Obviously, this is just my subjective take on the matter. You might find other things you like or dislike about the sensors.
## Example Scenes
### Dogfight
Agents control spaceships flying through an asteroid field, using discrete actions for throttle, pitch and roll. Each agent observes its surroundings using two spatial grid sensors. A front-facing sensor detects the distances and shapes of asteroids. An omnidirectional long-range sensor detects other ships' positions, adding a stacked observation to indicate movement. Agents are rewarded for speed while following opponents, and penalized for being followed as well as for collisions.
### Driver
Combines 3D and 2D detection. The agent uses continuous actions for driving a car down a procedurally generated road. It detects roadside poles and various obstacles with two sensors. A long-range 3D sensor enables the agent to look ahead, while a short-range 2D sensor helps with evading obstacles. Again, the agent is rewarded for speed and penalized for collisions.
**For some reason, the serialized sensor settings might not get imported correctly with the prefabs when opening the project, causing some detectable tags to be missing. Go to Assets/Examples/ReImport/ and reimport *CarWithSensors* and *SpaceshipWithSensors*.** ([Possibly related issue](https://forum.unity.com/threads/data-corruption-with-prefab-import-with-new-prefab-workflow-still.660037/))
## Utility Components
### GridSensorGUI
Add a [GridSensorGUI](https://github.com/mbaske/grid-sensor/tree/master/Assets/Scripts/Sensors/Grid/Shared/Util/GridSensorGUI.cs) component for drawing the observed grid into a GUI texture. See Driver example, DriverAgent/Car/LongRangeSensor and DriverAgent/Car/ShortRangeSensor.
### GridSensorUpdater
Add a [GridSensorUpdater](https://github.com/mbaske/grid-sensor/tree/master/Assets/Scripts/Sensors/Grid/Shared/Util/GridSensorUpdater.cs) component for creating and updating a standalone sensor. This is meant for testing a sensor not associated with an agent. See Dogfight example, Main Camera/FrontSensor and Main Camera/LongRangeSensor.

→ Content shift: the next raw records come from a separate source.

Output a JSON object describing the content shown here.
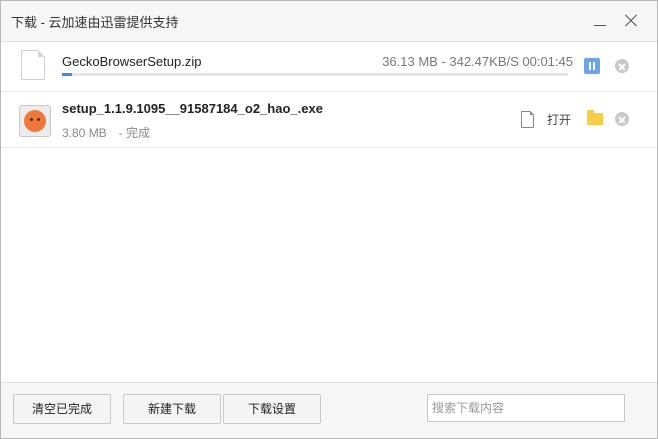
{
  "window": {
    "title": "下载 - 云加速由迅雷提供支持"
  },
  "downloads": [
    {
      "filename": "GeckoBrowserSetup.zip",
      "stats": "36.13 MB - 342.47KB/S 00:01:45",
      "progress_percent": 2,
      "state": "downloading",
      "icon": "file-icon"
    },
    {
      "filename": "setup_1.1.9.1095__91587184_o2_hao_.exe",
      "size": "3.80 MB",
      "status": "- 完成",
      "open_label": "打开",
      "state": "complete",
      "icon": "app-icon"
    }
  ],
  "footer": {
    "clear_label": "清空已完成",
    "new_label": "新建下载",
    "settings_label": "下载设置",
    "search_placeholder": "搜索下载内容"
  },
  "colors": {
    "accent": "#3b8ee8",
    "pause_button": "#6aa6e6",
    "folder": "#f7cd45",
    "remove": "#c9c9c9"
  }
}
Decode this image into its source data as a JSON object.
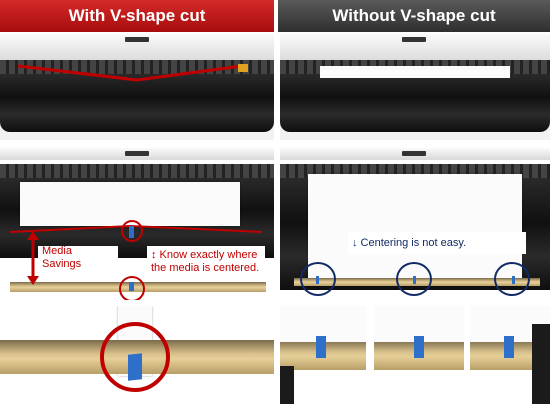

### GridSensorComponentProxy
The [GridSensorComponentProxy](https://github.com/mbaske/grid-sensor/tree/master/Assets/Scripts/Sensors/Grid/Shared/Util/GridSensorComponentProxy.cs) stands in for a grid sensor component to whom it forwards method calls. This can be useful if the sensor must be detached from the agent's gameobject. See DriverProxyTest example, DriverAgentProxyTest.